Le « disponible fiscal » ainsi obtenu correspond au montant maximum utilisable pour les versements volontaires sur le contrat Article 83.

Après quelques efforts de compréhension et de menues recherches pour effectuer les calculs, une économie d’impôt conséquente attend les salariés. Même si l’objectif central du contrat Article 83 demeure, ne l’oublions pas, la constitution d’un revenu complémentaire pour la retraite, la carotte fiscale est immédiatement attrayante, et permet de dégager un beau budget pour les cadeaux de Noël.

Damien Vieillard-Baron

PME et intéressement : ça coince…

Posté le 08 décembre 2016

Dans les entreprises dont les effectifs sont inférieurs à 50 personnes, seuls 17% des salariés ont eu accès à un dispositif d’épargne salariale en 2014. Ils sont, en revanche, 73% dans les entreprises employant entre 50 et 500 personnes. Les chiffres de la Dares, publiés en septembre sont sans ambigüité : les PME boudent l’épargne salariale et l’intéressement. La Loi Macron contribuera-t-elle à corriger cette tendance ? Quelques éléments de réponse.

PME et intéressement : ça coince…

La baisse du forfait social pour les PME de 20% à 8% sera-t-elle suffisante ?

Depuis le 1er janvier 2106, les entreprises de moins de 50 salariés qui mettent en œuvre un premier accord de participation ou d’intéressement (ou dont le précédent accord remonte à plus de 5 ans) bénéficient, pendant 6 ans, d’un forfait social au taux réduit de 8% au lieu de 20%.

Avec ce nouveau taux, l’intéressement n’est plus soumis qu’à la CSG/CRDS à 8% et au forfait social à 8%. Verser 100 € de gratification à un salarié coute donc 116 € à l’employeur. Pour une gratification du même montant net versée sous forme de prime, la facture totale friserait les 200 €.

La comparaison est édifiante mais elle a ses limites. L’intéressement est un complément de rémunération nécessairement calculé en fonction d’une performance collective. Une notion parfois difficile à manier et qui suppose une certaine transparence et un minimum de dialogue social. De plus, l’intéressement ne doit, en aucun cas, se substituer à un élément de salaire comme une prime. Aussi abstraite soit-elle pour un salarié qui fait ses comptes en fin d’année, cette nuance est incontournable sous peine de nullité de l’accord.

Les hausses passées du forfait social hantent-elles encore les mémoires ?

Le taux réduit à 8% ne s’appliquera que pendant 6 ans. Ce qui laisse le temps de voir venir. Mais quand on sait avec quelle légèreté le taux du forfait social s’est envolé de 8% à 20% en 2012, on comprend la méfiance des chefs d’entreprise quant aux conditions réelles d’application de cet avantage. À noter que les abondements ne bénéficieront pas du taux réduit.
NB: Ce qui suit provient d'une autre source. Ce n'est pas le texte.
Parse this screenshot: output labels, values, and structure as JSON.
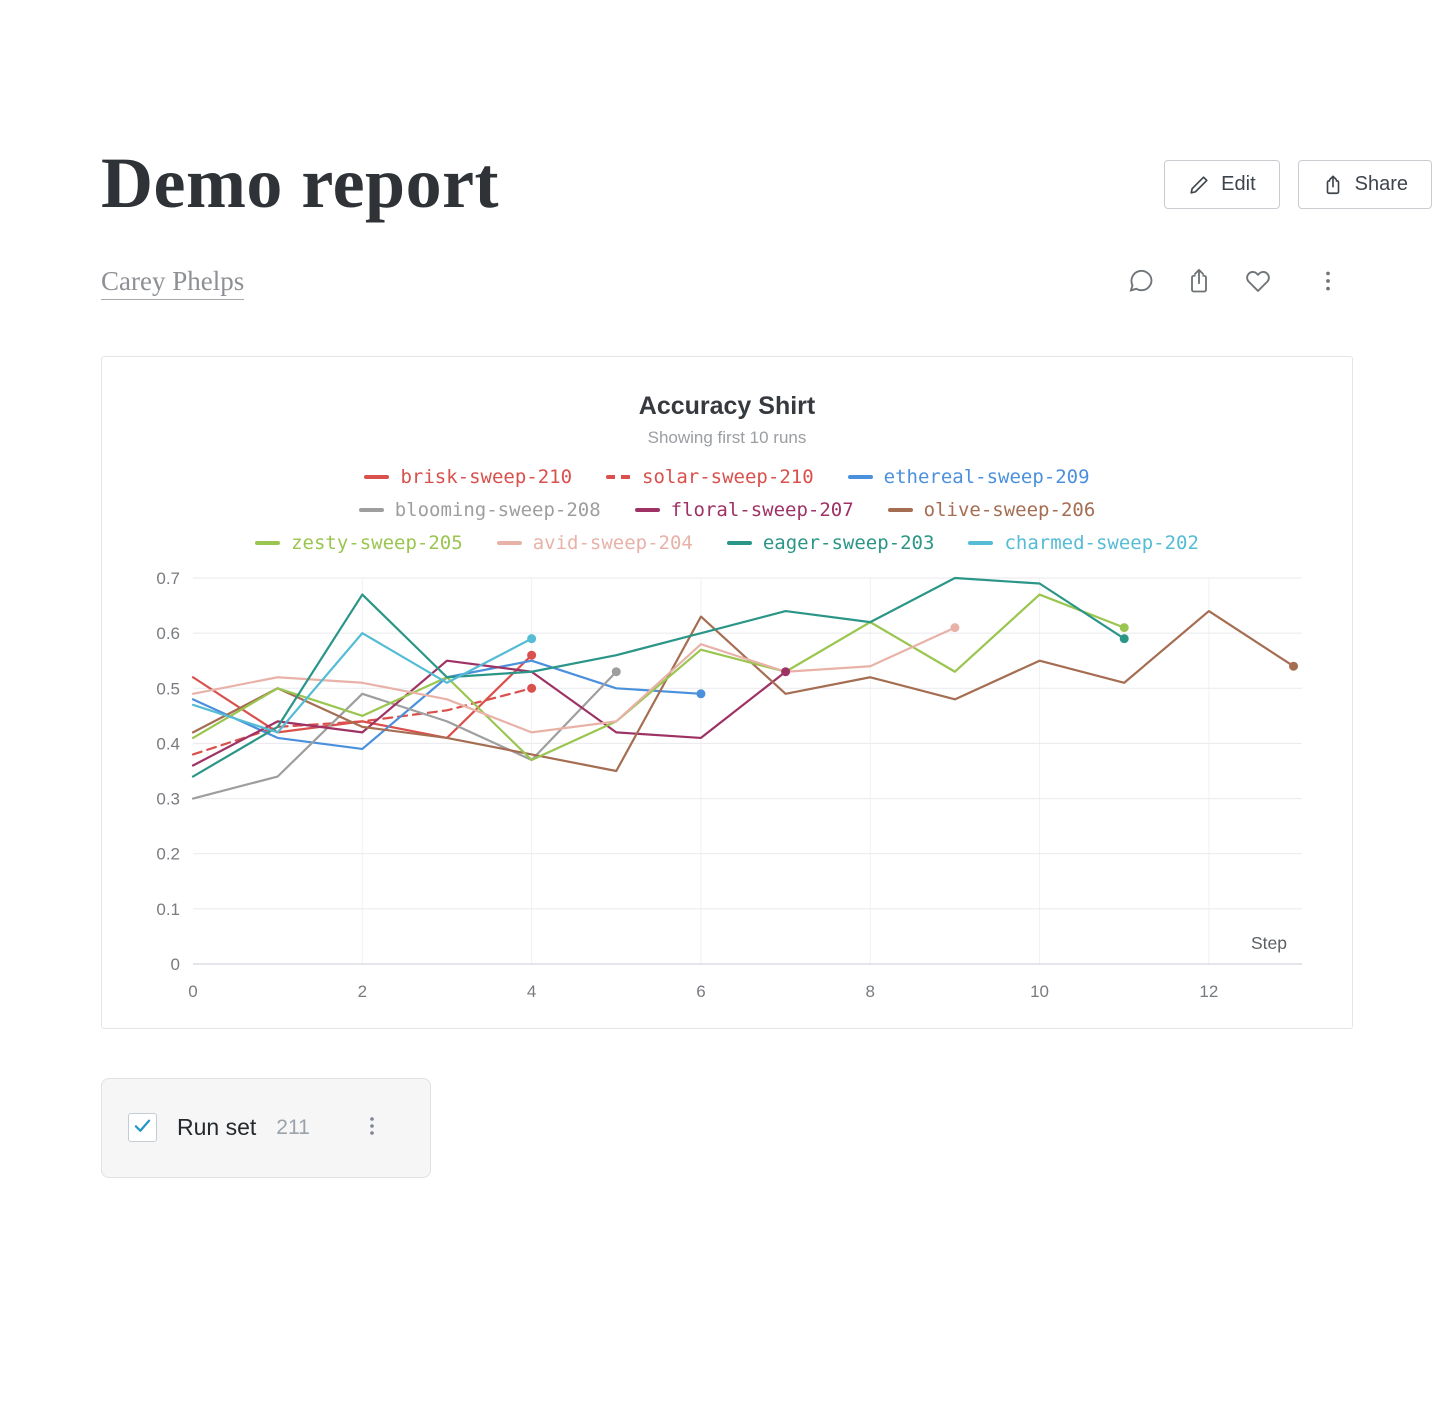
{
  "toolbar": {
    "edit_label": "Edit",
    "share_label": "Share"
  },
  "report": {
    "title": "Demo report",
    "author": "Carey Phelps"
  },
  "action_bar": {
    "icons": [
      "comment-icon",
      "export-icon",
      "heart-icon",
      "kebab-menu-icon"
    ]
  },
  "chart_data": {
    "type": "line",
    "title": "Accuracy Shirt",
    "subtitle": "Showing first 10 runs",
    "xlabel": "Step",
    "ylabel": "",
    "x_ticks": [
      0,
      2,
      4,
      6,
      8,
      10,
      12
    ],
    "y_ticks": [
      0,
      0.1,
      0.2,
      0.3,
      0.4,
      0.5,
      0.6,
      0.7
    ],
    "xlim": [
      0,
      13.1
    ],
    "ylim": [
      0,
      0.7
    ],
    "grid": true,
    "legend_position": "top",
    "x_step": 1,
    "series": [
      {
        "name": "brisk-sweep-210",
        "color": "#d9504c",
        "dashed": false,
        "values": [
          0.52,
          0.42,
          0.44,
          0.41,
          0.56
        ]
      },
      {
        "name": "solar-sweep-210",
        "color": "#d9504c",
        "dashed": true,
        "values": [
          0.38,
          0.43,
          0.44,
          0.46,
          0.5
        ]
      },
      {
        "name": "ethereal-sweep-209",
        "color": "#4a90dd",
        "dashed": false,
        "values": [
          0.48,
          0.41,
          0.39,
          0.52,
          0.55,
          0.5,
          0.49
        ]
      },
      {
        "name": "blooming-sweep-208",
        "color": "#9e9e9e",
        "dashed": false,
        "values": [
          0.3,
          0.34,
          0.49,
          0.44,
          0.37,
          0.53
        ]
      },
      {
        "name": "floral-sweep-207",
        "color": "#9e3264",
        "dashed": false,
        "values": [
          0.36,
          0.44,
          0.42,
          0.55,
          0.53,
          0.42,
          0.41,
          0.53
        ]
      },
      {
        "name": "olive-sweep-206",
        "color": "#a56d52",
        "dashed": false,
        "values": [
          0.42,
          0.5,
          0.43,
          0.41,
          0.38,
          0.35,
          0.63,
          0.49,
          0.52,
          0.48,
          0.55,
          0.51,
          0.64,
          0.54
        ]
      },
      {
        "name": "zesty-sweep-205",
        "color": "#9ac54f",
        "dashed": false,
        "values": [
          0.41,
          0.5,
          0.45,
          0.52,
          0.37,
          0.44,
          0.57,
          0.53,
          0.62,
          0.53,
          0.67,
          0.61
        ]
      },
      {
        "name": "avid-sweep-204",
        "color": "#e8b2a8",
        "dashed": false,
        "values": [
          0.49,
          0.52,
          0.51,
          0.48,
          0.42,
          0.44,
          0.58,
          0.53,
          0.54,
          0.61
        ]
      },
      {
        "name": "eager-sweep-203",
        "color": "#2b9687",
        "dashed": false,
        "values": [
          0.34,
          0.43,
          0.67,
          0.52,
          0.53,
          0.56,
          0.6,
          0.64,
          0.62,
          0.7,
          0.69,
          0.59
        ]
      },
      {
        "name": "charmed-sweep-202",
        "color": "#54bcd4",
        "dashed": false,
        "values": [
          0.47,
          0.42,
          0.6,
          0.51,
          0.59
        ]
      }
    ]
  },
  "run_set": {
    "label": "Run set",
    "count": "211",
    "checked": true,
    "accent": "#2196c9"
  }
}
Dommage pour la lisibilité.

Un intéressement négocié dans les accords  de branche : le choix de la facilité ?

Pour les patrons qui ont le souci d’associer leurs salariés aux performances de l’entreprise, la complexité du dispositif peut également être un frein puissant. L’intéressement suppose un certain formalisme, une négociation salariale et une méthode de partage des résultats. Se pencher sur l’intéressement demande du temps et un minimum de visibilité. Deux ingrédients qui manquent souvent dans les PME.
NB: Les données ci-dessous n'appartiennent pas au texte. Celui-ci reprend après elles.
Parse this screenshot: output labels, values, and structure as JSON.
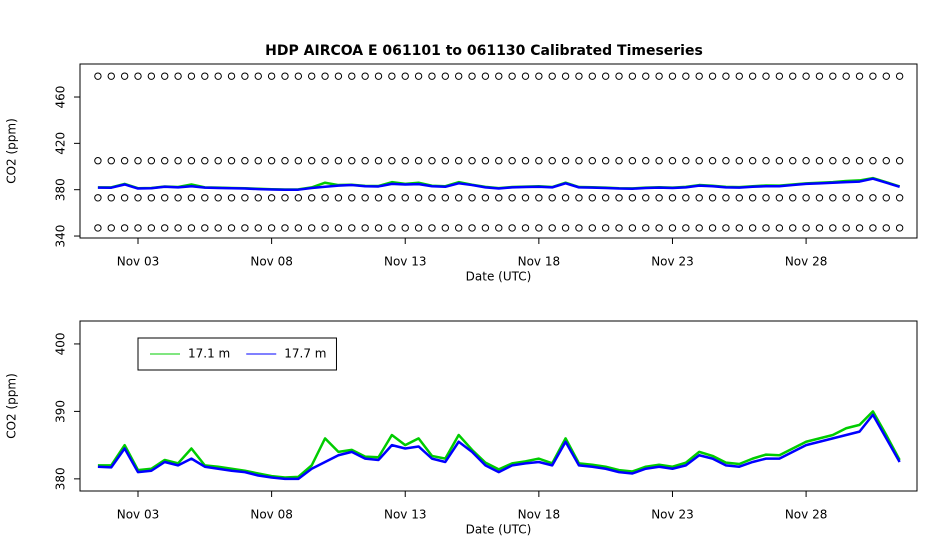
{
  "chart_data": [
    {
      "type": "scatter-line",
      "title": "HDP   AIRCOA  E   061101  to  061130   Calibrated Timeseries",
      "x_label": "Date (UTC)",
      "y_label": "CO2 (ppm)",
      "xlim": [
        0.83,
        32.15
      ],
      "ylim": [
        338.3,
        488.5
      ],
      "xticks": [
        {
          "value": 3,
          "label": "Nov 03"
        },
        {
          "value": 8,
          "label": "Nov 08"
        },
        {
          "value": 13,
          "label": "Nov 13"
        },
        {
          "value": 18,
          "label": "Nov 18"
        },
        {
          "value": 23,
          "label": "Nov 23"
        },
        {
          "value": 28,
          "label": "Nov 28"
        }
      ],
      "yticks": [
        340,
        380,
        420,
        460
      ],
      "x": [
        1.5,
        2,
        2.5,
        3,
        3.5,
        4,
        4.5,
        5,
        5.5,
        6,
        6.5,
        7,
        7.5,
        8,
        8.5,
        9,
        9.5,
        10,
        10.5,
        11,
        11.5,
        12,
        12.5,
        13,
        13.5,
        14,
        14.5,
        15,
        15.5,
        16,
        16.5,
        17,
        17.5,
        18,
        18.5,
        19,
        19.5,
        20,
        20.5,
        21,
        21.5,
        22,
        22.5,
        23,
        23.5,
        24,
        24.5,
        25,
        25.5,
        26,
        26.5,
        27,
        27.5,
        28,
        28.5,
        29,
        29.5,
        30,
        30.5,
        31,
        31.5
      ],
      "series": [
        {
          "marker": "circle",
          "color": "#000000",
          "values": [
            478,
            478,
            478,
            478,
            478,
            478,
            478,
            478,
            478,
            478,
            478,
            478,
            478,
            478,
            478,
            478,
            478,
            478,
            478,
            478,
            478,
            478,
            478,
            478,
            478,
            478,
            478,
            478,
            478,
            478,
            478,
            478,
            478,
            478,
            478,
            478,
            478,
            478,
            478,
            478,
            478,
            478,
            478,
            478,
            478,
            478,
            478,
            478,
            478,
            478,
            478,
            478,
            478,
            478,
            478,
            478,
            478,
            478,
            478,
            478,
            478
          ]
        },
        {
          "marker": "circle",
          "color": "#000000",
          "values": [
            405,
            405,
            405,
            405,
            405,
            405,
            405,
            405,
            405,
            405,
            405,
            405,
            405,
            405,
            405,
            405,
            405,
            405,
            405,
            405,
            405,
            405,
            405,
            405,
            405,
            405,
            405,
            405,
            405,
            405,
            405,
            405,
            405,
            405,
            405,
            405,
            405,
            405,
            405,
            405,
            405,
            405,
            405,
            405,
            405,
            405,
            405,
            405,
            405,
            405,
            405,
            405,
            405,
            405,
            405,
            405,
            405,
            405,
            405,
            405,
            405
          ]
        },
        {
          "marker": "circle",
          "color": "#000000",
          "values": [
            373,
            373,
            373,
            373,
            373,
            373,
            373,
            373,
            373,
            373,
            373,
            373,
            373,
            373,
            373,
            373,
            373,
            373,
            373,
            373,
            373,
            373,
            373,
            373,
            373,
            373,
            373,
            373,
            373,
            373,
            373,
            373,
            373,
            373,
            373,
            373,
            373,
            373,
            373,
            373,
            373,
            373,
            373,
            373,
            373,
            373,
            373,
            373,
            373,
            373,
            373,
            373,
            373,
            373,
            373,
            373,
            373,
            373,
            373,
            373,
            373
          ]
        },
        {
          "marker": "circle",
          "color": "#000000",
          "values": [
            347,
            347,
            347,
            347,
            347,
            347,
            347,
            347,
            347,
            347,
            347,
            347,
            347,
            347,
            347,
            347,
            347,
            347,
            347,
            347,
            347,
            347,
            347,
            347,
            347,
            347,
            347,
            347,
            347,
            347,
            347,
            347,
            347,
            347,
            347,
            347,
            347,
            347,
            347,
            347,
            347,
            347,
            347,
            347,
            347,
            347,
            347,
            347,
            347,
            347,
            347,
            347,
            347,
            347,
            347,
            347,
            347,
            347,
            347,
            347,
            347
          ]
        },
        {
          "marker": "line",
          "color": "#00cc00",
          "values": [
            382,
            382,
            385,
            381.3,
            381.5,
            382.8,
            382.3,
            384.5,
            382,
            381.8,
            381.5,
            381.2,
            380.8,
            380.4,
            380.2,
            380.3,
            382,
            386,
            384,
            384.3,
            383.3,
            383.2,
            386.5,
            385,
            386,
            383.4,
            383,
            386.5,
            384.3,
            382.4,
            381.4,
            382.3,
            382.6,
            383,
            382.3,
            386,
            382.3,
            382.1,
            381.8,
            381.3,
            381.1,
            381.8,
            382.1,
            381.8,
            382.4,
            384,
            383.4,
            382.4,
            382.2,
            383,
            383.6,
            383.5,
            384.5,
            385.5,
            386,
            386.5,
            387.5,
            388,
            390,
            386.5,
            382.8
          ]
        },
        {
          "marker": "line",
          "color": "#0000ff",
          "values": [
            381.8,
            381.7,
            384.5,
            381,
            381.2,
            382.5,
            382,
            383,
            381.8,
            381.5,
            381.2,
            381,
            380.5,
            380.2,
            380,
            380,
            381.5,
            382.5,
            383.5,
            384,
            383,
            382.8,
            385,
            384.5,
            384.8,
            383,
            382.5,
            385.5,
            384,
            382,
            381,
            382,
            382.3,
            382.5,
            382,
            385.5,
            382,
            381.8,
            381.5,
            381,
            380.8,
            381.5,
            381.8,
            381.5,
            382,
            383.5,
            383,
            382,
            381.8,
            382.5,
            383,
            383,
            384,
            385,
            385.5,
            386,
            386.5,
            387,
            389.5,
            386,
            382.5
          ]
        }
      ]
    },
    {
      "type": "line",
      "x_label": "Date (UTC)",
      "y_label": "CO2 (ppm)",
      "xlim": [
        0.83,
        32.15
      ],
      "ylim": [
        378.2,
        403.4
      ],
      "xticks": [
        {
          "value": 3,
          "label": "Nov 03"
        },
        {
          "value": 8,
          "label": "Nov 08"
        },
        {
          "value": 13,
          "label": "Nov 13"
        },
        {
          "value": 18,
          "label": "Nov 18"
        },
        {
          "value": 23,
          "label": "Nov 23"
        },
        {
          "value": 28,
          "label": "Nov 28"
        }
      ],
      "yticks": [
        380,
        390,
        400
      ],
      "legend": "top-left",
      "x": [
        1.5,
        2,
        2.5,
        3,
        3.5,
        4,
        4.5,
        5,
        5.5,
        6,
        6.5,
        7,
        7.5,
        8,
        8.5,
        9,
        9.5,
        10,
        10.5,
        11,
        11.5,
        12,
        12.5,
        13,
        13.5,
        14,
        14.5,
        15,
        15.5,
        16,
        16.5,
        17,
        17.5,
        18,
        18.5,
        19,
        19.5,
        20,
        20.5,
        21,
        21.5,
        22,
        22.5,
        23,
        23.5,
        24,
        24.5,
        25,
        25.5,
        26,
        26.5,
        27,
        27.5,
        28,
        28.5,
        29,
        29.5,
        30,
        30.5,
        31,
        31.5
      ],
      "series": [
        {
          "name": "17.1 m",
          "color": "#00cc00",
          "values": [
            382,
            382,
            385,
            381.3,
            381.5,
            382.8,
            382.3,
            384.5,
            382,
            381.8,
            381.5,
            381.2,
            380.8,
            380.4,
            380.2,
            380.3,
            382,
            386,
            384,
            384.3,
            383.3,
            383.2,
            386.5,
            385,
            386,
            383.4,
            383,
            386.5,
            384.3,
            382.4,
            381.4,
            382.3,
            382.6,
            383,
            382.3,
            386,
            382.3,
            382.1,
            381.8,
            381.3,
            381.1,
            381.8,
            382.1,
            381.8,
            382.4,
            384,
            383.4,
            382.4,
            382.2,
            383,
            383.6,
            383.5,
            384.5,
            385.5,
            386,
            386.5,
            387.5,
            388,
            390,
            386.5,
            382.8
          ]
        },
        {
          "name": "17.7 m",
          "color": "#0000ff",
          "values": [
            381.8,
            381.7,
            384.5,
            381,
            381.2,
            382.5,
            382,
            383,
            381.8,
            381.5,
            381.2,
            381,
            380.5,
            380.2,
            380,
            380,
            381.5,
            382.5,
            383.5,
            384,
            383,
            382.8,
            385,
            384.5,
            384.8,
            383,
            382.5,
            385.5,
            384,
            382,
            381,
            382,
            382.3,
            382.5,
            382,
            385.5,
            382,
            381.8,
            381.5,
            381,
            380.8,
            381.5,
            381.8,
            381.5,
            382,
            383.5,
            383,
            382,
            381.8,
            382.5,
            383,
            383,
            384,
            385,
            385.5,
            386,
            386.5,
            387,
            389.5,
            386,
            382.5
          ]
        }
      ]
    }
  ]
}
À cet égard, la Loi Macron pourrait fournir aux PME de moins de 50 salariés une solution d’intéressement « clé en main ». Elle impose, en effet, aux branches professionnelles de négocier un accord de participation et d’intéressement avant le 30 décembre 2017.

>>> Notre avis

L’intéressement est un formidable outil de rémunération, de fidélisation, de motivation des salariés. Il institue un rapport gagnant-gagnant entre les salariés et leur entreprise.
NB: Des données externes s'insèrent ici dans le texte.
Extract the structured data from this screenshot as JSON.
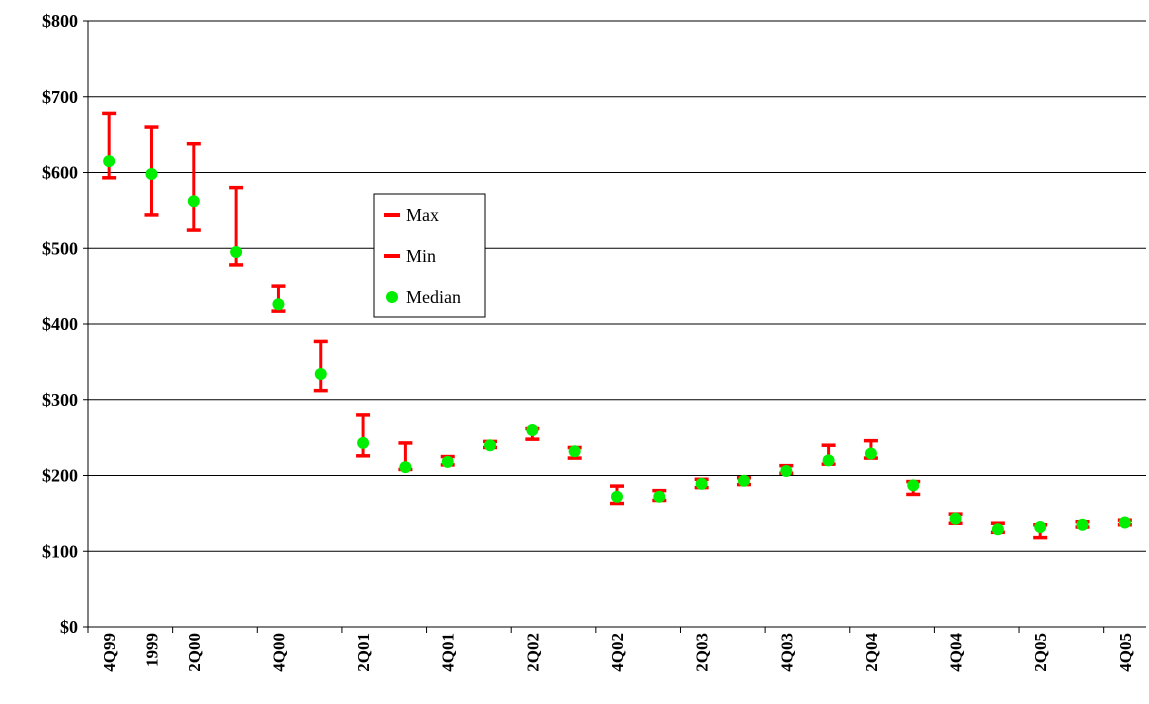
{
  "chart_data": {
    "type": "scatter",
    "title": "",
    "xlabel": "",
    "ylabel": "",
    "ylim": [
      0,
      800
    ],
    "y_tick_labels": [
      "$0",
      "$100",
      "$200",
      "$300",
      "$400",
      "$500",
      "$600",
      "$700",
      "$800"
    ],
    "y_tick_values": [
      0,
      100,
      200,
      300,
      400,
      500,
      600,
      700,
      800
    ],
    "categories": [
      "4Q99",
      "1999",
      "2Q00",
      "",
      "4Q00",
      "",
      "2Q01",
      "",
      "4Q01",
      "",
      "2Q02",
      "",
      "4Q02",
      "",
      "2Q03",
      "",
      "4Q03",
      "",
      "2Q04",
      "",
      "4Q04",
      "",
      "2Q05",
      "",
      "4Q05"
    ],
    "grid": true,
    "legend_position": "center-left",
    "series": [
      {
        "name": "Max",
        "color": "#ff0000",
        "marker": "dash",
        "values": [
          678,
          660,
          638,
          580,
          450,
          377,
          280,
          243,
          225,
          245,
          262,
          237,
          186,
          180,
          195,
          197,
          213,
          240,
          246,
          192,
          149,
          137,
          135,
          139,
          141
        ]
      },
      {
        "name": "Min",
        "color": "#ff0000",
        "marker": "dash",
        "values": [
          593,
          544,
          524,
          478,
          417,
          312,
          226,
          208,
          214,
          237,
          248,
          223,
          163,
          167,
          184,
          188,
          203,
          215,
          223,
          175,
          137,
          125,
          118,
          132,
          135
        ]
      },
      {
        "name": "Median",
        "color": "#00ee00",
        "marker": "circle",
        "values": [
          615,
          598,
          562,
          495,
          426,
          334,
          243,
          211,
          218,
          240,
          260,
          232,
          172,
          172,
          189,
          193,
          206,
          220,
          229,
          187,
          143,
          129,
          132,
          135,
          138
        ]
      }
    ]
  }
}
En ciblant les PME, la Loi Macron envoie un signal positif.  Pour autant, les mesures annoncées, trop timides, ont peu de chances de déclencher un électrochoc de nature à vaincre les réticences ou l’indifférence des patrons de PME. À moins que la stabilité du dispositif, la confiance retrouvée, et la réussite des accords de branche permettent, pas à pas, de conquérir le cœur des entreprises de moins de 50 salariés. Dans l’immédiat, le Perco, nouvelle génération, est sans doute l’outil le plus efficace pour faire ses premiers pas dans l’épargne salariale.